Thursday, November 30, 2017

homework and exercises - Earthing the plates (one or both) of a parallel plate capacitor — How can one make use of the fact that the potential of the plate is zero?



Please take a look at this question :



enter image description here


In the figure, plate $A$ has $100 \times 10^{-6}$ C charge, while plate $B$ has $60 \times 10^{-6}$ C charge. Find the values of $q_{1}, q_{2}, q_{3}, q_{4}$ when




  1. Both switches are open (no doubts here)





  2. Only switch $S_{1}$ is closed




  3. Switch $S_{2}$ is also closed / both switches are open





The answers provided are (all values in $10^{-6}$ C)





  1. (This one is easy) $q_1 = 80, q_2 = 20, q_3 = -20, q_4 = 80$




  2. (This one is a doubt) $q_1 = 0, q_2 = -60, q_3 = 60, q_4 = 0$




  3. (This one is also a doubt) $q_1 = q_2 = q_3 = q_4 = 0$





My approach for such problems


Basically, there are three things at work here.




  1. Guass's law helps us to show that the charges on the inner/facing surfaces (2 & 3) will be equal in magnitude and opposite in sign.




  2. We know that the electric field inside the plate (assuming that it has some thickness), a conductor, is zero under electrostatic conditions. This helps us to show that the charge on the outer surface of a plate will be equal to the algebraic sum of the rest of the charges, irrespective of whether or not the plate is earthed.

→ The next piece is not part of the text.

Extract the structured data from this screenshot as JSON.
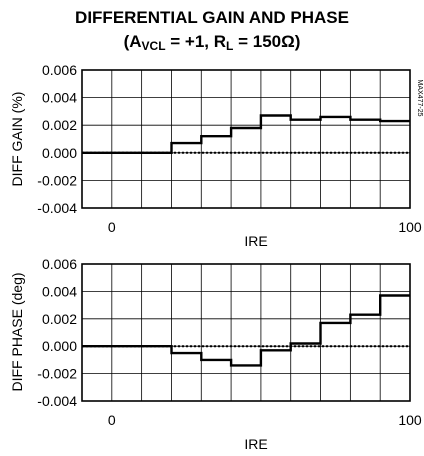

  3. Thirdly, and finally, when a plate is earthed, its potential becomes zero.




I know that the third point is an important clue to solve such problems, but I'm having trouble making use of this clue.


Also, notice the pattern in the answers key — whenever a plate is earthed, the charge on its outer surface becomes zero — I've seen this in Manny problems. Why is this so? I know that in colloquial language, it is easy to say that the earth just neutralises the excess charge on the outer surface of the plate. But, I can't understand it terms of something concrete, like Guass's law. Also, if this is indeed the case, why wouldn't the earth neutralise all of the charge on the plate?



Answer



The really important thing about ground isn't that it has potential 0: we can define the zero of the potential scale to be wherever we want. The really important thing about it is that it can give or accept large amounts of charge while remaining at more or less the same potential. (You can think of it as a really gigantic capacitor.) For an ordinary capacitor, $\frac{dV}{dq} = \frac{1}{C}$. For ground, $\frac{dV}{dq} \approx 0$.

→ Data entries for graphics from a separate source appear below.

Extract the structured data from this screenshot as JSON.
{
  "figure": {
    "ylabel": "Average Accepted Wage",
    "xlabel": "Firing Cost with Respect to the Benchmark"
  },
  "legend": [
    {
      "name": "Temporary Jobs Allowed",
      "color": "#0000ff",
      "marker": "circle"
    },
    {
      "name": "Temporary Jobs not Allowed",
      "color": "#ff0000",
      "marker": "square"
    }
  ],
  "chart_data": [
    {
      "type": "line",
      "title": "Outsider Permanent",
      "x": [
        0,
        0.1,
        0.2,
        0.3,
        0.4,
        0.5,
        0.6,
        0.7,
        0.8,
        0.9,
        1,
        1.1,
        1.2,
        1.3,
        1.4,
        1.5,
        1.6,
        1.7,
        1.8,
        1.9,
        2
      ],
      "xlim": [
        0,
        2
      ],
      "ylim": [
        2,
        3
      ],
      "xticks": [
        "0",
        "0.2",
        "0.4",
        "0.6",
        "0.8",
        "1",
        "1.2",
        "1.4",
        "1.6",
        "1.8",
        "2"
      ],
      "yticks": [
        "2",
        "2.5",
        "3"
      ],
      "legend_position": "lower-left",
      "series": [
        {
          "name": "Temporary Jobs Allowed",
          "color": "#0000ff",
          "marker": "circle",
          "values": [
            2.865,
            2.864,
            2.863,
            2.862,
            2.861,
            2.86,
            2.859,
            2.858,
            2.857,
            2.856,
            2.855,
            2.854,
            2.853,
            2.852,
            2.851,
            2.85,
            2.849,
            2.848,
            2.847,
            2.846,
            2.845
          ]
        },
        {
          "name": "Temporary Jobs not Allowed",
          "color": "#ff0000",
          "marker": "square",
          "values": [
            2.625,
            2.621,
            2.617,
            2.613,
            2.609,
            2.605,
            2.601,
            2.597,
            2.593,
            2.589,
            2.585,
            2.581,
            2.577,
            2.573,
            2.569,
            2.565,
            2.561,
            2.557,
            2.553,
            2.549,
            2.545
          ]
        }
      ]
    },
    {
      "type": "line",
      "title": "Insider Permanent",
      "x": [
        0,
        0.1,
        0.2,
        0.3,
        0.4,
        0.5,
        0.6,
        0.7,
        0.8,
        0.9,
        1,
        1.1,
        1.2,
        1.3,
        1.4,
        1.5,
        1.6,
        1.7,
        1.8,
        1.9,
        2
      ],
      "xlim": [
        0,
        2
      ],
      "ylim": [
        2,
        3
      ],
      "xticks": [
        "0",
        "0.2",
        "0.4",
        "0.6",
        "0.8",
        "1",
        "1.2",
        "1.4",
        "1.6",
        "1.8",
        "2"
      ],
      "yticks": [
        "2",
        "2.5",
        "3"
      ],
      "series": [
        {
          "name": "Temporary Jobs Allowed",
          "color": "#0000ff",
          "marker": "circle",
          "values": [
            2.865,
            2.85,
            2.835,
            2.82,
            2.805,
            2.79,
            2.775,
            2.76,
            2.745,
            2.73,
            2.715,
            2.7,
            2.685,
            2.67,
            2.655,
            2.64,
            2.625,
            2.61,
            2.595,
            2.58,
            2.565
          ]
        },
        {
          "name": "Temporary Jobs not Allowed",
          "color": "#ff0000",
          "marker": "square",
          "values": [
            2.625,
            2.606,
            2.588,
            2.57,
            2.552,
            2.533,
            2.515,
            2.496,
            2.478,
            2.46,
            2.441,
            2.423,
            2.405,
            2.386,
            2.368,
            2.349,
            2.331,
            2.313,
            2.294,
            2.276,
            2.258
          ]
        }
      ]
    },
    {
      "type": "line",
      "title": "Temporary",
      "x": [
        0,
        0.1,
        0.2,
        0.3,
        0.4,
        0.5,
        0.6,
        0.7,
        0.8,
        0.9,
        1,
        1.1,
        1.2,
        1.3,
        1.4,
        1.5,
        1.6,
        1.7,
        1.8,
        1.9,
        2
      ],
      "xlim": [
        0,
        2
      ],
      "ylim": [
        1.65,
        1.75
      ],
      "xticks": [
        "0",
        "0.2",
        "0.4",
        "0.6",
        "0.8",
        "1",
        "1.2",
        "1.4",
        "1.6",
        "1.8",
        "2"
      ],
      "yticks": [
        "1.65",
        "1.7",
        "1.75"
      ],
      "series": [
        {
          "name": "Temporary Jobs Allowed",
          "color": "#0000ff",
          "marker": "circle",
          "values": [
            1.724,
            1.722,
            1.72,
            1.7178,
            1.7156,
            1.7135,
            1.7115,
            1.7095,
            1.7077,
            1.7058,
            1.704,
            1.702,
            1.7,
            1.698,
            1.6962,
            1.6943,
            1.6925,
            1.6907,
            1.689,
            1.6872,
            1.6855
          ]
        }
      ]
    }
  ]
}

The pattern where a plate connected to ground has no charge on its outside surface is because of this property of ground.


When there is an electric field in a region of space, there is energy stored in that space with an energy density proportional to the square of that electric field. That is the reason why like charges want to spread out: they want to reduce the strength of the field they produce.



When a plate is not connected to ground, charge collects on its outside surface. This charge produces an electric field that fills space. When it is connected to ground, however, a new lower energy configuration becomes available: The charges that formerly lived on the outside surface can flow to ground at a very low energy cost. And the energy gain is quite large: all the energy that used to be stored in the electric field around the plate has been released.


You should be able to solve many problems of this type by keeping the following three principles in mind:


1) The energy density of the electric field at a point in space is proportional to the square of the electric field at that point in space.


2) The actual charge distribution will generally be the one for which the total amount of energy stored in the electric field is minimized.


3) A plate connected to ground can take on whatever charge is most convenient for minimizing the energy in the electric field.